Homestead House by Michael Jantzen

This is the work of a Michael Jantzen, the architect behind the M-Vironments. The Homestead House is a design concept that leverages common agricultural building components to create a simple habitable space. This particular example is not tiny by any means but the concept could easily be downsized. I also have a strong appreciation for small building clusters so when I saw one of my regular readers, Craig, post this on Google Buzz I knew I had to share it with you. Thanks Craig!

This design approach allows for the addition, modification, and removal of the small independent spaces making it ideal for a growing family and changing needs.
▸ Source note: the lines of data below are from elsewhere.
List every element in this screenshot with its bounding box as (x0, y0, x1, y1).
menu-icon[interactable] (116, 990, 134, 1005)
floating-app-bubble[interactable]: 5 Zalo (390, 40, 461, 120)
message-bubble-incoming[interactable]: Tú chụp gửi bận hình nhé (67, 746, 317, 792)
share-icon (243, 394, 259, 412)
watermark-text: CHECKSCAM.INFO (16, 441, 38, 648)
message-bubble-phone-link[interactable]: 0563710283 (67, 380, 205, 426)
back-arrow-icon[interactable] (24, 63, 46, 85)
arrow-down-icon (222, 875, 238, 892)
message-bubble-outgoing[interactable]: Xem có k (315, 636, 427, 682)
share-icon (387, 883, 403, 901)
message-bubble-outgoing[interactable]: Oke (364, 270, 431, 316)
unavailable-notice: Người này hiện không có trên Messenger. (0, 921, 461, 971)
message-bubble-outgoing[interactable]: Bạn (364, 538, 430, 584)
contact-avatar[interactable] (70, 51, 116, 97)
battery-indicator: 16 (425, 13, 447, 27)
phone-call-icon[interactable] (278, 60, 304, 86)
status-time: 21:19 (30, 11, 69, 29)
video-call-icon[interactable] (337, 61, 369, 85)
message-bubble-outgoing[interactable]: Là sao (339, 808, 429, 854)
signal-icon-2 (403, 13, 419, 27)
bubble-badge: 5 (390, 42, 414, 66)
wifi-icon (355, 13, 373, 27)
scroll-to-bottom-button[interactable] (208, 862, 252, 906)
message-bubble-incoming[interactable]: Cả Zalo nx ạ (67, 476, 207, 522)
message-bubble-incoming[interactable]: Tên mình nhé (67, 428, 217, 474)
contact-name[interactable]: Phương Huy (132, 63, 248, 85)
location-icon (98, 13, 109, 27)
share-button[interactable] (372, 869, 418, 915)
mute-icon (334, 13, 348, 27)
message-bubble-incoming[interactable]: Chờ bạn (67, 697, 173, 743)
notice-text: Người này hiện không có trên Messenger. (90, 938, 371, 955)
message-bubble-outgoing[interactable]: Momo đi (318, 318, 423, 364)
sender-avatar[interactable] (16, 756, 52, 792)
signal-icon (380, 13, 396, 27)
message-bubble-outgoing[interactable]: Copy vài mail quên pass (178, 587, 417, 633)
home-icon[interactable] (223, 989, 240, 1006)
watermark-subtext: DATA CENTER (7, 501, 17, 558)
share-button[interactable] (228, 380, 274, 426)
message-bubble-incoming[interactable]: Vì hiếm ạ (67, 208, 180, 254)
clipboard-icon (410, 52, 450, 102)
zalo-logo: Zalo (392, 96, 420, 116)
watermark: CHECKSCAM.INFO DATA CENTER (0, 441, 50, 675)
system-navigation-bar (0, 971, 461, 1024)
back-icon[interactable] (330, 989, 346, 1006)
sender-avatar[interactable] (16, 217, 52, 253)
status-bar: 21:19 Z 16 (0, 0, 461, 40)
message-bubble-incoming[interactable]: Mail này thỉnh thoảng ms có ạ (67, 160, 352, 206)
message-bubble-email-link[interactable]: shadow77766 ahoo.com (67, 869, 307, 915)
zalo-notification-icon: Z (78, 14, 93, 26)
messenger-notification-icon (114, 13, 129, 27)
The only main disadvantage of a cluster of buildings is that if heated and cooled by fossil fuels the cost could become greater than a single space. But by leveraging natural heating and cooling systems this disadvantage can be quickly overcome.

The main advantage of building with a common prefab material like corrugated steel is that it’s relatively inexpensive and easy to put together. This particular material choice would also last quite a long time. The main challenge would be insulating the house. Michael suggests building another lighter gauge metal structure inside the outer shell and insulating the space between.

Visit his website to take a closer look at Michael Jantzen’s Homestead House.

12 thoughts on “Homestead House by Michael Jantzen

  1. SteveR says:

    “The main advantage of building with a common prefab material like corrugated steel is that it’s relatively inexpensive and easy to put together”…and the resulting is a building with appeal of a grain silo.

    I have yet to see anything which was made from common or pre-fab anything which had any human appeal. Manufactured items is for manufacturing houses. Humans needs spaces made by humans not machines.

  2. frank says:

    I think the curved roofs and agricultural aesthetic look great! I’ll have to see if there are any silo providers in my area…would love to put a curved roof on my planned cabin.

  3. Craig says:

    I have a steel roof on my house – I hear nothing when it rains because there is insulation between me and the steel – it would be the same with the Homestead House. I agree with Frank who likes the aesthetics of a curved corrugated arch home – it is the ideal of form following function that give it appeal for me. Making an individual statement of your humanity comes with the interior work – that’s where you will find any homes major statement.

  4. Kevin Wilbeck says:

    Great idea. There are tons of these buildings in the midwest, many leftovers from gov’t grain storage programs. How about building a tiny home community inside a large quonset (that’s what we call them) building? It would be a tiny version of the cities protected by domes that Buckminster Fuller envisioned decades ago.

  5. nycjeff says:

    I really liked this one.
    Although how many times have I said that to myself after reading something at one of the tiny house blogs.
    Frank, check out steelmasterusa.com as one provider. (I’m not associated with them, but found their site helpful)
    It looks like they have decent distribution all over the country. They seem to do small projects (car ports) and larger ones (airplane hangers).
    Also, if you go to their site and go to the bottom where they list the states, you can see pictures of their structures all around the country. Most are just sheds, but some are housing.
    -jeff

  6. bruce says:

    Great outer structure for a ‘house in a box’ which totally separates the living space from direct contact with the elements. An efficient tiny house inside one of those structures would cost next to nothing for heating a cooling. Close the ends with greenhouse plastic and proper ventilation and you live in your garden house!

  7. Jude Le Blanc says:

    I love this design. It’s what introduced me to the eloquent mind of Mr Jantzen. What a global treasure and inspiration.

  8. Luther Johnson says:

    Have any of these steel buildings been built? Where are they. Is ther a manufacturer of these buildings? Where could I see on? What is the cost of the one presented?